Wine to Buy: 2007 Alexander Valley Cabernet Mostly sourced from Gallo's Barrelli Creek Vineyard, this juicy Cabernet shows cassis and peppercorn notes.


The Cause: Recycling

Fetzer Vineyards

Green Initiative: Fetzer has reduced the material it hauls to landfills by 95 percent since 1990, roughly the same amount of garbage that would've been produced by 17,000 homes. (The company is the largest grower of organic grapes in California.)

Wine to Buy: 2007 Shiraz Spicy and full of dark berry fruit, Fetzer's Shiraz isn't wildly complex, but it is tasty.


The Cause: Salmon-safe

Benton Lane

Green Initiative: Oregon's Benton Lane started working to control runoff and erosion from its hillside vineyards back in 1996. This helps keep nearby rivers clean so that salmon eggs can hatch. Wine to Buy: 2009 Pinot Gris

Classic green apple and pear notes define this juicy, drinkable Pinot Gris.

Novelty Hill

Green Initiative: Winemaker Mike Januik's 225-acre Stillwater Creek Vineyard was the first in Washington's Columbia Valley to achieve salmon-safe certification.

Wine to Buy: 2005 Stillwater Creek Vineyard Merlot Plush tannins and ripe boysenberry fruit make this red a model of Washington state Merlot.

The Cause: Solar Power


Green Initiative: Honig has 819 solar panels; its website offers an interactive display that shows exactly how much power the panels are producing at any given moment.

Wine to Buy: 2009 Napa Valley Sauvignon Blanc Honig's Sauvignon Blanc is melony and firm, with a bright, zesty finish that lasts.

Rodney Strong

Green Initiative: In 2003, this Sonoma County producer installed roughly 80,000 square feet of solar panels on the roof of its barrel house, producing about the same amount of power that would be used by a town of 800 homes.

Wine to Buy: 2007 Reserve Cabernet Sauvignon Graceful black cherry fruit, velvety tannins and a long, rich finish make this red taste far more expensive than it is.

The Cause: Wildlife Protection

Alma Rosa

Green Initiative: This Santa Rita Hills winery lets the Santa Cruz Predatory Bird Research Group keep a hack box in its vineyards. After being rescued from bridges and skyscrapers, peregrine falcons are released from it into the wild.

Wine to Buy: 2006 El Jabalí Vineyard Chardonnay This honeysuckle-scented Chardonnay is one of several good wines from Alma Rosa.

Medlock Ames

Green Initiative: Rather than building fences, Sonoma's Medlock Ames created wildlife corridors to allow wild pigs, deer, bobcats and mountain lions to pass through its vineyards without damaging the vines or themselves.

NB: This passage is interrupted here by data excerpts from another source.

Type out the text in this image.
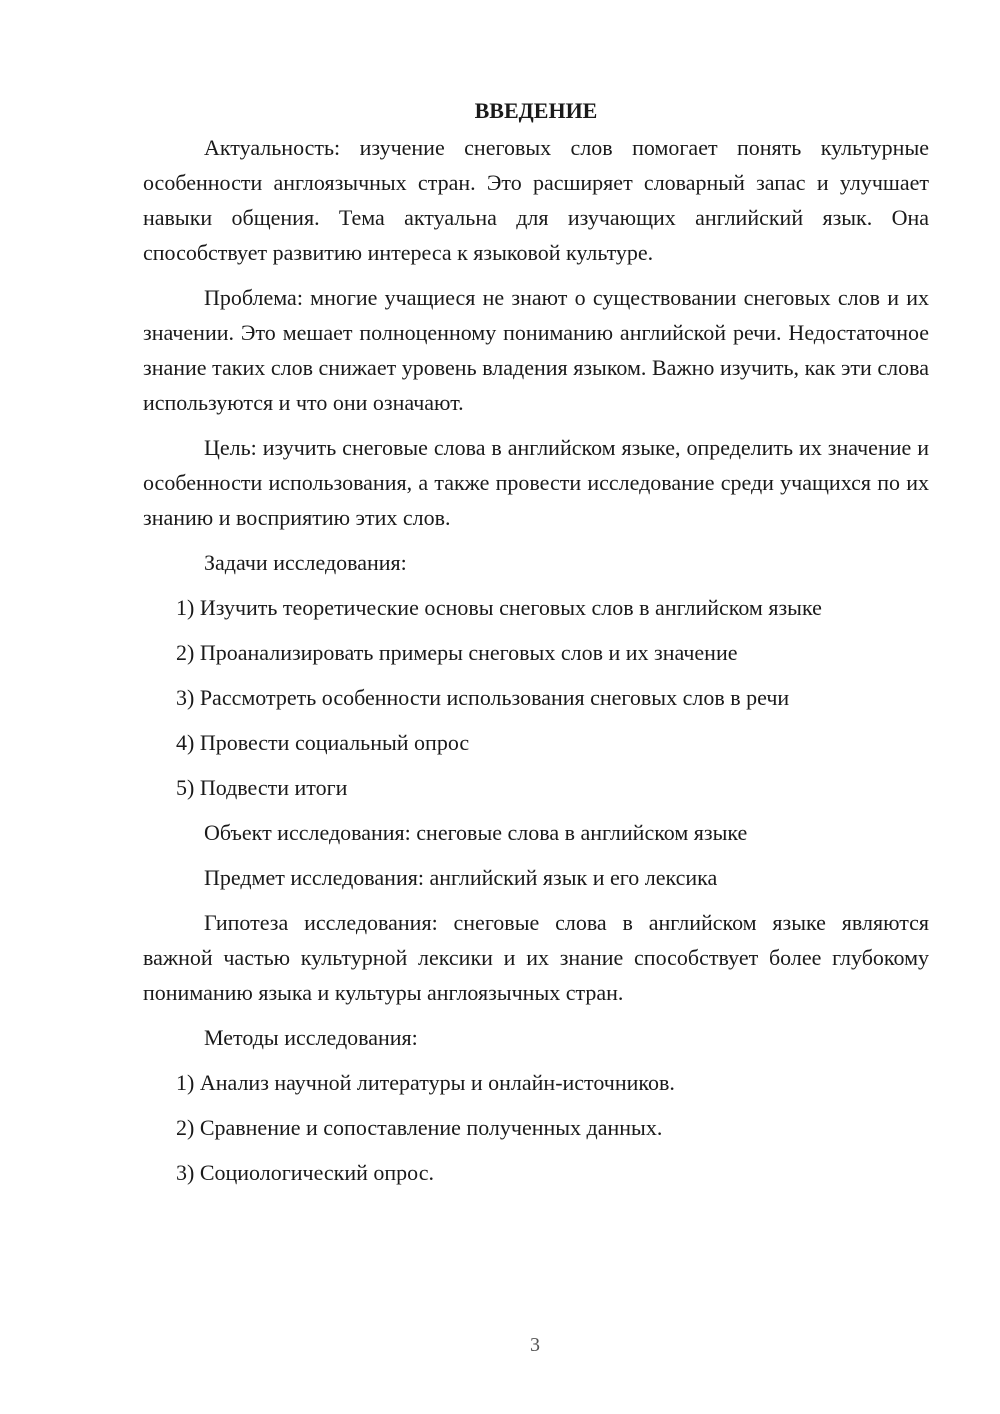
ВВЕДЕНИЕ

Актуальность: изучение снеговых слов помогает понять культурные особенности англоязычных стран. Это расширяет словарный запас и улучшает навыки общения. Тема актуальна для изучающих английский язык. Она способствует развитию интереса к языковой культуре.

Проблема: многие учащиеся не знают о существовании снеговых слов и их значении. Это мешает полноценному пониманию английской речи. Недостаточное знание таких слов снижает уровень владения языком. Важно изучить, как эти слова используются и что они означают.

Цель: изучить снеговые слова в английском языке, определить их значение и особенности использования, а также провести исследование среди учащихся по их знанию и восприятию этих слов.

Задачи исследования:
1) Изучить теоретические основы снеговых слов в английском языке
2) Проанализировать примеры снеговых слов и их значение
3) Рассмотреть особенности использования снеговых слов в речи
4) Провести социальный опрос
5) Подвести итоги
Объект исследования: снеговые слова в английском языке
Предмет исследования: английский язык и его лексика

Гипотеза исследования: снеговые слова в английском языке являются важной частью культурной лексики и их знание способствует более глубокому пониманию языка и культуры англоязычных стран.

Методы исследования:
1) Анализ научной литературы и онлайн-источников.
2) Сравнение и сопоставление полученных данных.
3) Социологический опрос.
3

Wine to Buy: 2007 Chardonnay Though full-bodied, this creamy Chardonnay is elegant and focused, with lemony flavors that end on a mineral note.


Star Selections

2009 Frog's Leap Sauvignon Blanc

This longtime organic producer uses clean, renewable geothermal energy for heating and cooling its winery buildings. Its Sauvignon Blanc is as crisp and juicy as ever.

2009 Sokol Blosser Estate Pinot Gris

Biodiesel-fueled tractors, LEED certification, solar power—Oregon's Sokol Blosser is at the forefront of eco-friendly U.S. wines. Plus, it makes this delicious, nectarine-scented Pinot Gris.